The Republican controlled U.S. House of Representatives has already passed a measure that would make any Executive Amnesty illegal, however Senate Democrats led by Senate Majority leader Harry Reid (D from Nevada) have refused to vote on that bill. Republicans are asking Democrats to pass that measure during the lame duck session which would make illegal President Barack Hussein Obama’s threatened unilateral actions on amnesty.
Sen. Sessions said, “Last night, the American people rebelled against the President’s Executive Amnesty and rallied behind GOP candidates who promised to put the needs of the American people first. It is shocking then that the President would declare that the only way ‘those Executive Actions go away,’ is to ‘send me a bill that I can sign.’ Otherwise, the President warned, he would ‘act in the absence of action by Congress. Of course, Congress has acted, and so have the American people. Republicans, and the voters who sent us here, rejected the Obama-Democrat legislation to give work permits to illegal immigrants and to surge already-record immigration rates. The President cannot, having had his policies defeated at the ballot box, impose them through Executive decree.”
In a post-election news conference, a defiant President Obama stood by his pledge to act on his own to reduce deportations, grant work permits and improve border security by the end of the year despite the crushing defeat of Democrats around the country.
Republicans Senate seats which were targeted by national Democrats, like Georgia, Kansas, Kentucky, and Nebraska stayed in Republican hands; while Democrat seats which were targeted by Republicans including: Alaska, North Carolina, Arkansas, South Dakota, Colorado, Iowa, and Montana fell rapidly to GOP challengers.
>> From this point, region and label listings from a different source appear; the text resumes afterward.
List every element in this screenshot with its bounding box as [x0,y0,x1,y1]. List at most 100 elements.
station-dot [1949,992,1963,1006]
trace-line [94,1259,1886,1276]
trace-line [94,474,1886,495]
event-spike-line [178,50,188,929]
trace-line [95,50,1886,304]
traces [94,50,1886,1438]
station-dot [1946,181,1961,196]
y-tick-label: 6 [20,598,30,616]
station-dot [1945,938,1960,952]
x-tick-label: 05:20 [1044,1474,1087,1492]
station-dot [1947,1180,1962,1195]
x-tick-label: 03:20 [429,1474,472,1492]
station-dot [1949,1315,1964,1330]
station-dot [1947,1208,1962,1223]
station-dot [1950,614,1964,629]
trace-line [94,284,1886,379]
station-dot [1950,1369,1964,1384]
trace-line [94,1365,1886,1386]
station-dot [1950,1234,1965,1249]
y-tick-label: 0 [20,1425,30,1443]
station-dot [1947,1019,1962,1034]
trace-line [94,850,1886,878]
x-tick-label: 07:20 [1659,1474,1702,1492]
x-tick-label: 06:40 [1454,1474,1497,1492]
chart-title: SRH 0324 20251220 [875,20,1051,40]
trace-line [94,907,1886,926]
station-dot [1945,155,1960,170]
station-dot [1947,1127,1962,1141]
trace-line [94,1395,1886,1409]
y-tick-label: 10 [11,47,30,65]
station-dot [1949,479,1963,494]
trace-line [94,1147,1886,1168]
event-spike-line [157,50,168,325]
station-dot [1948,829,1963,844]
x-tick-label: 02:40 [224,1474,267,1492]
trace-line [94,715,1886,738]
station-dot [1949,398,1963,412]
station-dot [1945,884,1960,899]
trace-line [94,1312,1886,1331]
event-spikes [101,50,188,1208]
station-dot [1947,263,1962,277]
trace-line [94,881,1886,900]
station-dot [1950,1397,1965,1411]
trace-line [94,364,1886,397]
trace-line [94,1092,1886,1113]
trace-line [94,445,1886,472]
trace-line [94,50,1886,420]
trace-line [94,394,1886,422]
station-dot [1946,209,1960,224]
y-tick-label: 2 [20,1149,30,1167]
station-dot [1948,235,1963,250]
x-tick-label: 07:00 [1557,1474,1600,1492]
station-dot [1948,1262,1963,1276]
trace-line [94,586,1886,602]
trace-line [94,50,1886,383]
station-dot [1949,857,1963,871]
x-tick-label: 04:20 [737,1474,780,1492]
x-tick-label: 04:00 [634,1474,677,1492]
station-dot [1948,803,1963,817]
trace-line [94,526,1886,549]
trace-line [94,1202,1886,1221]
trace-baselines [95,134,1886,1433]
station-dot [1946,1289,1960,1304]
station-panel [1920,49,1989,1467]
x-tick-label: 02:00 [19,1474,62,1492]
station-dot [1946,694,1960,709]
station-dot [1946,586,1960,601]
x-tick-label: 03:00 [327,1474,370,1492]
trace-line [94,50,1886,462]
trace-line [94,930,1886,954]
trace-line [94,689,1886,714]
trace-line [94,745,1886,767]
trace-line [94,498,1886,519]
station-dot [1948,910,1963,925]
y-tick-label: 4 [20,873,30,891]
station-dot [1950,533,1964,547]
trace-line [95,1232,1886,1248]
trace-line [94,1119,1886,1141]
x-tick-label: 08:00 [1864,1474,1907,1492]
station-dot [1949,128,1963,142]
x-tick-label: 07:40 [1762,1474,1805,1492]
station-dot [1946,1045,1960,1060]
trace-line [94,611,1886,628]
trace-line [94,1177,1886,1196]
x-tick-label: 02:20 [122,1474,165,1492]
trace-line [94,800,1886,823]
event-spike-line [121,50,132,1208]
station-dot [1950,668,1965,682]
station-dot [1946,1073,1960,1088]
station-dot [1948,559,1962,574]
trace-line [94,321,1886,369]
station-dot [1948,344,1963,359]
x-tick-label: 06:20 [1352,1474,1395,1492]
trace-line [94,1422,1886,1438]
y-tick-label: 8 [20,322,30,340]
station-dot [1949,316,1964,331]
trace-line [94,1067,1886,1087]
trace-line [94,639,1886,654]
Republicans also picked up more House seats, governorships, state legislatures, and local offices on Tuesday.
Threats by pro-immigrant groups to make Republicans pay at the ballot box for not passing the President’s immigration reforms never materialized anywhere on election day. Democratic groups, like Empower Alabama, spent tens of millions registering new Democratic voters that never showed up to the polls.
Senate Minority Leader Mitch McConnell (R from Kentucky) said that for the President to now unilaterally pass an Executive Amnesty for five to seven million illegal aliens would be like, “Waving a red flag in front of a bull.” “I hope he won’t do that, because I do think it poisons the well for the opportunity to address a very important domestic issue.” Democrats spent a small fortune targeting Sen. McConnell’s reelection.
Fox News analyst Charles Krauthammer said to Bret Baier, “Of course it (the midterm election) was about [President Obama], of course it was his ideology and the execution of his leadership. This was a wall to wall rejection of Obamaism and he pretended today as if it was an election that doesn’t have a lot of meaning, because two thirds of the electorate didn’t show up.”
Sen. Sessions is credited by many with lobbying enough resistance from both the public at large and within the House Republican Caucus to block the immigration reform bill that passed the Senate with bipartisan support from ever reaching the floor of the House.
It is believed that the new Republican Senate Majority will elect Sessions to be the new Budget Chairman. Sen. Sessions himself was re-elected on Tuesday, though the struggling Alabama Democratic Party could not even find a candidate who was willing to put their name on the ballot opposing Sen. Sessions. Senator Sessions is also a senior member of the Senate Judiciary Committee.